Beranda | Artikel
Hukum Memanfaatkan Sesajen
Kamis, 28 April 2016

HUKUM MEMANFAATKAN SESAJEN

Pertanyaan.
Bolehkah Kita mengambil dan memanfaatkan barang-barang bekas ritual ibadah orang-orang kafir selain makanan (seperti wadah sesuatu atau bejana, sandal dan lain sebagainya) yang mereka buang (karena dianggap mendatangkan sial) ?

Jawaban.
Boleh. Karena pemilik barang sudah membuangnya dan tidak membutuhkannya, padahal barang-barang itu masih bisa dimanfaatkan. Tidak memanfaatkan barang-barang yang masih bisa dimanfaatkan termasuk menyia-nyiakan harta. Rasûlullâh Shallallahu ‘alaihi wa sallam bersabda :

إِنَّ اللَّهَ كَرِهَ لَكُمْ ثَلاَثًا قِيلَ وَقَالَ ، وَإِضَاعَةَ الْمَالِ ، وَكَثْرَةَ السُّؤَالِ

Sesungguhnya Allâh membenci untuk kalian tiga perkara: desas-desus; menyia-nyiakan harta; serta banyak bertanya. [HR. Bukhâri dan Muslim]

Perlu kami ingatkan, meskipun tidak ditanyakan bahwa binatang yang disembelih dengan menyebut nama selain nama Allâh, maka dagingnya haram dikonsumsi. Allâh Azza wa Jalla berirman :

حُرِّمَتْ عَلَيْكُمُ الْمَيْتَةُ وَالدَّمُ وَلَحْمُ الْخِنْزِيرِ وَمَا أُهِلَّ لِغَيْرِ اللَّهِ بِهِ

Diharamkan bagimu (mengkonsumsi) bangkai, darah (mengalir), daging babi, (daging hewan) yang disembelih atas nama selain Allâh. [al-Maidah/5: 3]

Lalu, bagaimana hukum selain dagingnya ? Syaikh Muhammad Hâmid al-Fiqi al-Mishri rahimahullah mengatakan, “Demikian juga makanan, minuman, atau lainnya, yang dinadzarkan untuk selain Allah Azza wa Jalla atau sesaji untuk selain Allâh. Semua makanan yang diproduksi dengan menyebut nama-nama sesembahan selain Allah dan demi mendapatkan berkah darinya yang dibagikan kepada orang-orang yang tirakat (semedi/mencari berkah) di dekat kubur-kubur dan thaghut-thaghut (semua yang disembah selain Allâh-red), itu semua sama hukumnya dengan hukum hewan yang disembelih untuk selain Allâh’. [Catatan kaki Kitab Fathul Majîd, hlm. 151, penerbit. Dârul Fikr; cet. 7; th. 1399 H/1979 M]

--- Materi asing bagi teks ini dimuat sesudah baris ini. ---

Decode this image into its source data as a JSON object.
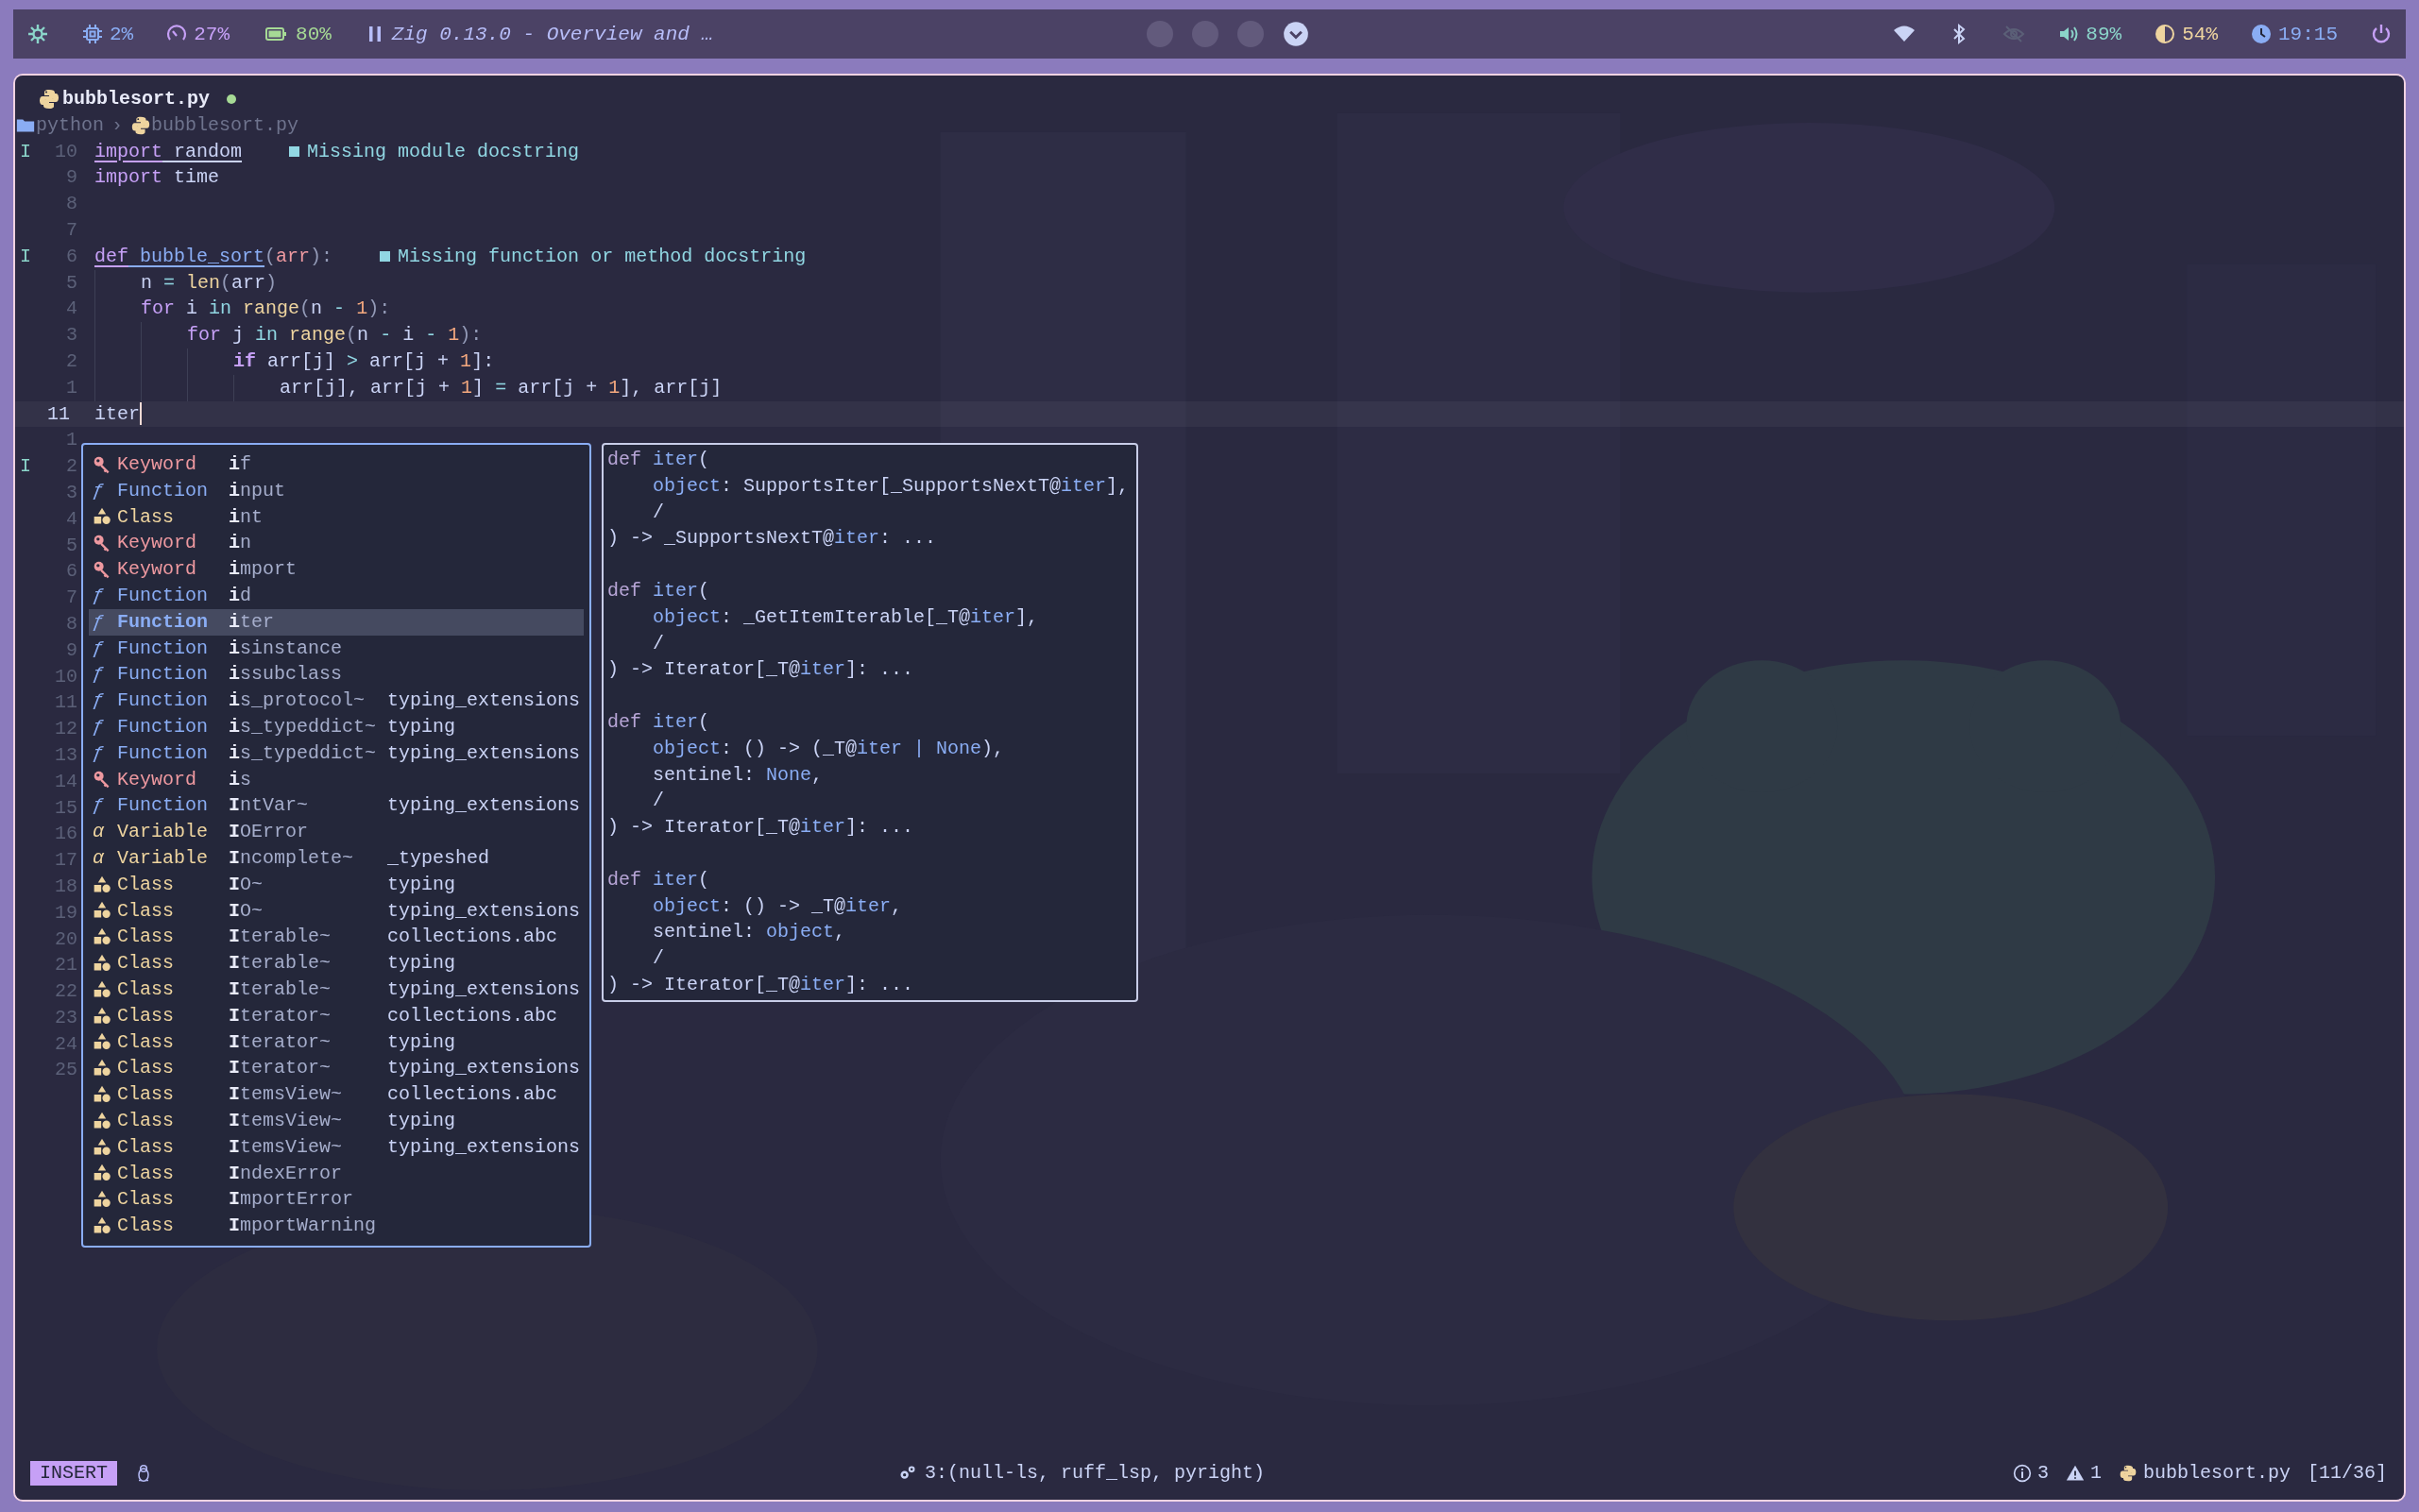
{
  "top_bar": {
    "left": [
      {
        "kind": "logo"
      },
      {
        "kind": "cpu",
        "text": "2%"
      },
      {
        "kind": "gauge",
        "text": "27%"
      },
      {
        "kind": "battery",
        "text": "80%"
      },
      {
        "kind": "media",
        "text": "Zig 0.13.0 - Overview and …"
      }
    ],
    "workspaces": [
      {
        "selected": false
      },
      {
        "selected": false
      },
      {
        "selected": false
      },
      {
        "selected": true
      }
    ],
    "right": [
      {
        "kind": "wifi"
      },
      {
        "kind": "bluetooth"
      },
      {
        "kind": "privacy"
      },
      {
        "kind": "volume",
        "text": "89%"
      },
      {
        "kind": "brightness",
        "text": "54%"
      },
      {
        "kind": "clock",
        "text": "19:15"
      },
      {
        "kind": "power"
      }
    ]
  },
  "tab": {
    "title": "bubblesort.py",
    "modified": true
  },
  "breadcrumb": {
    "separator": "›",
    "items": [
      {
        "kind": "folder",
        "text": "python"
      },
      {
        "kind": "file",
        "text": "bubblesort.py"
      }
    ]
  },
  "lines": [
    {
      "sign": "I",
      "number": "10",
      "current": false,
      "tokens": [
        {
          "text": "import",
          "kind": "kw",
          "underline": true
        },
        {
          "text": " random",
          "kind": "text",
          "underline": true
        }
      ],
      "diagnostic": "Missing module docstring"
    },
    {
      "number": "9",
      "current": false,
      "tokens": [
        {
          "text": "import",
          "kind": "kw"
        },
        {
          "text": " time",
          "kind": "text"
        }
      ]
    },
    {
      "number": "8",
      "current": false
    },
    {
      "number": "7",
      "current": false
    },
    {
      "sign": "I",
      "number": "6",
      "current": false,
      "tokens": [
        {
          "text": "def",
          "kind": "kw",
          "underline": true
        },
        {
          "text": " bubble_sort",
          "kind": "fn",
          "underline": true
        },
        {
          "text": "(",
          "kind": "punc"
        },
        {
          "text": "arr",
          "kind": "param"
        },
        {
          "text": "):",
          "kind": "punc"
        }
      ],
      "diagnostic": "Missing function or method docstring"
    },
    {
      "number": "5",
      "current": false,
      "tokens": [
        {
          "text": "    n ",
          "kind": "text"
        },
        {
          "text": "= ",
          "kind": "op"
        },
        {
          "text": "len",
          "kind": "builtin"
        },
        {
          "text": "(",
          "kind": "punc"
        },
        {
          "text": "arr",
          "kind": "text"
        },
        {
          "text": ")",
          "kind": "punc"
        }
      ]
    },
    {
      "number": "4",
      "current": false,
      "tokens": [
        {
          "text": "    for",
          "kind": "kw"
        },
        {
          "text": " i ",
          "kind": "text"
        },
        {
          "text": "in ",
          "kind": "op"
        },
        {
          "text": "range",
          "kind": "builtin"
        },
        {
          "text": "(",
          "kind": "punc"
        },
        {
          "text": "n ",
          "kind": "text"
        },
        {
          "text": "- ",
          "kind": "op"
        },
        {
          "text": "1",
          "kind": "num"
        },
        {
          "text": "):",
          "kind": "punc"
        }
      ]
    },
    {
      "number": "3",
      "current": false,
      "tokens": [
        {
          "text": "        for",
          "kind": "kw"
        },
        {
          "text": " j ",
          "kind": "text"
        },
        {
          "text": "in ",
          "kind": "op"
        },
        {
          "text": "range",
          "kind": "builtin"
        },
        {
          "text": "(",
          "kind": "punc"
        },
        {
          "text": "n ",
          "kind": "text"
        },
        {
          "text": "- ",
          "kind": "op"
        },
        {
          "text": "i ",
          "kind": "text"
        },
        {
          "text": "- ",
          "kind": "op"
        },
        {
          "text": "1",
          "kind": "num"
        },
        {
          "text": "):",
          "kind": "punc"
        }
      ]
    },
    {
      "number": "2",
      "current": false,
      "tokens": [
        {
          "text": "            if",
          "kind": "kwb"
        },
        {
          "text": " arr[j] ",
          "kind": "text"
        },
        {
          "text": "> ",
          "kind": "op"
        },
        {
          "text": "arr[j + ",
          "kind": "text"
        },
        {
          "text": "1",
          "kind": "num"
        },
        {
          "text": "]:",
          "kind": "text"
        }
      ]
    },
    {
      "number": "1",
      "current": false,
      "tokens": [
        {
          "text": "                arr[j], arr[j + ",
          "kind": "text"
        },
        {
          "text": "1",
          "kind": "num"
        },
        {
          "text": "] ",
          "kind": "text"
        },
        {
          "text": "= ",
          "kind": "op"
        },
        {
          "text": "arr[j + ",
          "kind": "text"
        },
        {
          "text": "1",
          "kind": "num"
        },
        {
          "text": "], arr[j]",
          "kind": "text"
        }
      ]
    },
    {
      "number": "11",
      "current": true,
      "tokens": [
        {
          "text": "iter",
          "kind": "text"
        }
      ]
    },
    {
      "number": "1",
      "current": false
    },
    {
      "sign": "I",
      "number": "2",
      "current": false
    },
    {
      "number": "3",
      "current": false
    },
    {
      "number": "4",
      "current": false
    },
    {
      "number": "5",
      "current": false
    },
    {
      "number": "6",
      "current": false
    },
    {
      "number": "7",
      "current": false
    },
    {
      "number": "8",
      "current": false
    },
    {
      "number": "9",
      "current": false
    },
    {
      "number": "10",
      "current": false
    },
    {
      "number": "11",
      "current": false
    },
    {
      "number": "12",
      "current": false
    },
    {
      "number": "13",
      "current": false
    },
    {
      "number": "14",
      "current": false
    },
    {
      "number": "15",
      "current": false
    },
    {
      "number": "16",
      "current": false
    },
    {
      "number": "17",
      "current": false
    },
    {
      "number": "18",
      "current": false
    },
    {
      "number": "19",
      "current": false
    },
    {
      "number": "20",
      "current": false
    },
    {
      "number": "21",
      "current": false
    },
    {
      "number": "22",
      "current": false
    },
    {
      "number": "23",
      "current": false
    },
    {
      "number": "24",
      "current": false
    },
    {
      "number": "25",
      "current": false
    }
  ],
  "completion": {
    "items": [
      {
        "kind": "keyword",
        "label": "Keyword",
        "name": "**i**f",
        "selected": false
      },
      {
        "kind": "function",
        "icon": "ƒ",
        "label": "Function",
        "name": "**i**nput",
        "selected": false
      },
      {
        "kind": "class",
        "label": "Class",
        "name": "**i**nt",
        "selected": false
      },
      {
        "kind": "keyword",
        "label": "Keyword",
        "name": "**i**n",
        "selected": false
      },
      {
        "kind": "keyword",
        "label": "Keyword",
        "name": "**i**mport",
        "selected": false
      },
      {
        "kind": "function",
        "icon": "ƒ",
        "label": "Function",
        "name": "**i**d",
        "selected": false
      },
      {
        "kind": "function",
        "icon": "ƒ",
        "label": "Function",
        "name": "**i**ter",
        "selected": true
      },
      {
        "kind": "function",
        "icon": "ƒ",
        "label": "Function",
        "name": "**i**sinstance",
        "selected": false
      },
      {
        "kind": "function",
        "icon": "ƒ",
        "label": "Function",
        "name": "**i**ssubclass",
        "selected": false
      },
      {
        "kind": "function",
        "icon": "ƒ",
        "label": "Function",
        "name": "**i**s_protocol~",
        "source": "typing_extensions",
        "selected": false
      },
      {
        "kind": "function",
        "icon": "ƒ",
        "label": "Function",
        "name": "**i**s_typeddict~",
        "source": "typing",
        "selected": false
      },
      {
        "kind": "function",
        "icon": "ƒ",
        "label": "Function",
        "name": "**i**s_typeddict~",
        "source": "typing_extensions",
        "selected": false
      },
      {
        "kind": "keyword",
        "label": "Keyword",
        "name": "**i**s",
        "selected": false
      },
      {
        "kind": "function",
        "icon": "ƒ",
        "label": "Function",
        "name": "**I**ntVar~",
        "source": "typing_extensions",
        "selected": false
      },
      {
        "kind": "variable",
        "icon": "α",
        "label": "Variable",
        "name": "**I**OError",
        "selected": false
      },
      {
        "kind": "variable",
        "icon": "α",
        "label": "Variable",
        "name": "**I**ncomplete~",
        "source": "_typeshed",
        "selected": false
      },
      {
        "kind": "class",
        "label": "Class",
        "name": "**I**O~",
        "source": "typing",
        "selected": false
      },
      {
        "kind": "class",
        "label": "Class",
        "name": "**I**O~",
        "source": "typing_extensions",
        "selected": false
      },
      {
        "kind": "class",
        "label": "Class",
        "name": "**I**terable~",
        "source": "collections.abc",
        "selected": false
      },
      {
        "kind": "class",
        "label": "Class",
        "name": "**I**terable~",
        "source": "typing",
        "selected": false
      },
      {
        "kind": "class",
        "label": "Class",
        "name": "**I**terable~",
        "source": "typing_extensions",
        "selected": false
      },
      {
        "kind": "class",
        "label": "Class",
        "name": "**I**terator~",
        "source": "collections.abc",
        "selected": false
      },
      {
        "kind": "class",
        "label": "Class",
        "name": "**I**terator~",
        "source": "typing",
        "selected": false
      },
      {
        "kind": "class",
        "label": "Class",
        "name": "**I**terator~",
        "source": "typing_extensions",
        "selected": false
      },
      {
        "kind": "class",
        "label": "Class",
        "name": "**I**temsView~",
        "source": "collections.abc",
        "selected": false
      },
      {
        "kind": "class",
        "label": "Class",
        "name": "**I**temsView~",
        "source": "typing",
        "selected": false
      },
      {
        "kind": "class",
        "label": "Class",
        "name": "**I**temsView~",
        "source": "typing_extensions",
        "selected": false
      },
      {
        "kind": "class",
        "label": "Class",
        "name": "**I**ndexError",
        "selected": false
      },
      {
        "kind": "class",
        "label": "Class",
        "name": "**I**mportError",
        "selected": false
      },
      {
        "kind": "class",
        "label": "Class",
        "name": "**I**mportWarning",
        "selected": false
      }
    ]
  },
  "documentation": {
    "signatures": [
      {
        "lines": [
          {
            "tokens": [
              {
                "text": "def",
                "kind": "kw"
              },
              {
                "text": " iter",
                "kind": "fn"
              },
              {
                "text": "(",
                "kind": "text"
              }
            ]
          },
          {
            "tokens": [
              {
                "text": "    object",
                "kind": "fn"
              },
              {
                "text": ": SupportsIter[_SupportsNextT@",
                "kind": "text"
              },
              {
                "text": "iter",
                "kind": "fn"
              },
              {
                "text": "],",
                "kind": "text"
              }
            ]
          },
          {
            "tokens": [
              {
                "text": "    /",
                "kind": "text"
              }
            ]
          },
          {
            "tokens": [
              {
                "text": ") -> _SupportsNextT@",
                "kind": "text"
              },
              {
                "text": "iter",
                "kind": "fn"
              },
              {
                "text": ": ...",
                "kind": "text"
              }
            ]
          }
        ]
      },
      {
        "lines": [
          {
            "tokens": [
              {
                "text": "def",
                "kind": "kw"
              },
              {
                "text": " iter",
                "kind": "fn"
              },
              {
                "text": "(",
                "kind": "text"
              }
            ]
          },
          {
            "tokens": [
              {
                "text": "    object",
                "kind": "fn"
              },
              {
                "text": ": _GetItemIterable[_T@",
                "kind": "text"
              },
              {
                "text": "iter",
                "kind": "fn"
              },
              {
                "text": "],",
                "kind": "text"
              }
            ]
          },
          {
            "tokens": [
              {
                "text": "    /",
                "kind": "text"
              }
            ]
          },
          {
            "tokens": [
              {
                "text": ") -> Iterator[_T@",
                "kind": "text"
              },
              {
                "text": "iter",
                "kind": "fn"
              },
              {
                "text": "]: ...",
                "kind": "text"
              }
            ]
          }
        ]
      },
      {
        "lines": [
          {
            "tokens": [
              {
                "text": "def",
                "kind": "kw"
              },
              {
                "text": " iter",
                "kind": "fn"
              },
              {
                "text": "(",
                "kind": "text"
              }
            ]
          },
          {
            "tokens": [
              {
                "text": "    object",
                "kind": "fn"
              },
              {
                "text": ": () -> (_T@",
                "kind": "text"
              },
              {
                "text": "iter | None",
                "kind": "fn"
              },
              {
                "text": "),",
                "kind": "text"
              }
            ]
          },
          {
            "tokens": [
              {
                "text": "    sentinel: ",
                "kind": "text"
              },
              {
                "text": "None",
                "kind": "fn"
              },
              {
                "text": ",",
                "kind": "text"
              }
            ]
          },
          {
            "tokens": [
              {
                "text": "    /",
                "kind": "text"
              }
            ]
          },
          {
            "tokens": [
              {
                "text": ") -> Iterator[_T@",
                "kind": "text"
              },
              {
                "text": "iter",
                "kind": "fn"
              },
              {
                "text": "]: ...",
                "kind": "text"
              }
            ]
          }
        ]
      },
      {
        "lines": [
          {
            "tokens": [
              {
                "text": "def",
                "kind": "kw"
              },
              {
                "text": " iter",
                "kind": "fn"
              },
              {
                "text": "(",
                "kind": "text"
              }
            ]
          },
          {
            "tokens": [
              {
                "text": "    object",
                "kind": "fn"
              },
              {
                "text": ": () -> _T@",
                "kind": "text"
              },
              {
                "text": "iter",
                "kind": "fn"
              },
              {
                "text": ",",
                "kind": "text"
              }
            ]
          },
          {
            "tokens": [
              {
                "text": "    sentinel: ",
                "kind": "text"
              },
              {
                "text": "object",
                "kind": "fn"
              },
              {
                "text": ",",
                "kind": "text"
              }
            ]
          },
          {
            "tokens": [
              {
                "text": "    /",
                "kind": "text"
              }
            ]
          },
          {
            "tokens": [
              {
                "text": ") -> Iterator[_T@",
                "kind": "text"
              },
              {
                "text": "iter",
                "kind": "fn"
              },
              {
                "text": "]: ...",
                "kind": "text"
              }
            ]
          }
        ]
      }
    ]
  },
  "status_bar": {
    "mode": "INSERT",
    "lsp": "3:(null-ls, ruff_lsp, pyright)",
    "info": "3",
    "warnings": "1",
    "file": "bubblesort.py",
    "position": "[11/36]"
  }
}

Namun perkataan syaikh Muhammad Hâmid al-Fiqi rahimahullah ini dikomentari oleh syaikh Abdul Aziz bin Abdullah bin Baaz rahimahullah sebagai berikut, “Masalah ini perlu dirinci ; Jika yang dimaksudkan adalah (menjelaskan bahwa-red) perbuatan itu merupakan syirik, karena hal itu merupakan sebentuk ibadah dan taqarrub (mendekatkan diri) kepada selain Allâh, maka itu benar. Karena siapapun tidak boleh beribadah kepada selain Allâh dengan bentuk ibadah apapun; Tidak boleh beribadah kepada seorang nabi atau lainnya. Dan tidak diragukan lagi, menyajikan makanan, minuman, uang dan lain sebagainya untuk para Nabi, Wali, atau lainnya yang telah mati, atau untuk patung-patung dan semacamnya, dengan penuh optimisme sekaligus rasa khawatir, termasuk prilaku beribadah kepada selain Allâh. Karena beribadah kepada Allâh adalah (dengan melaksanakan) apa yang diperintahkan oleh Allâh dan RasulNya.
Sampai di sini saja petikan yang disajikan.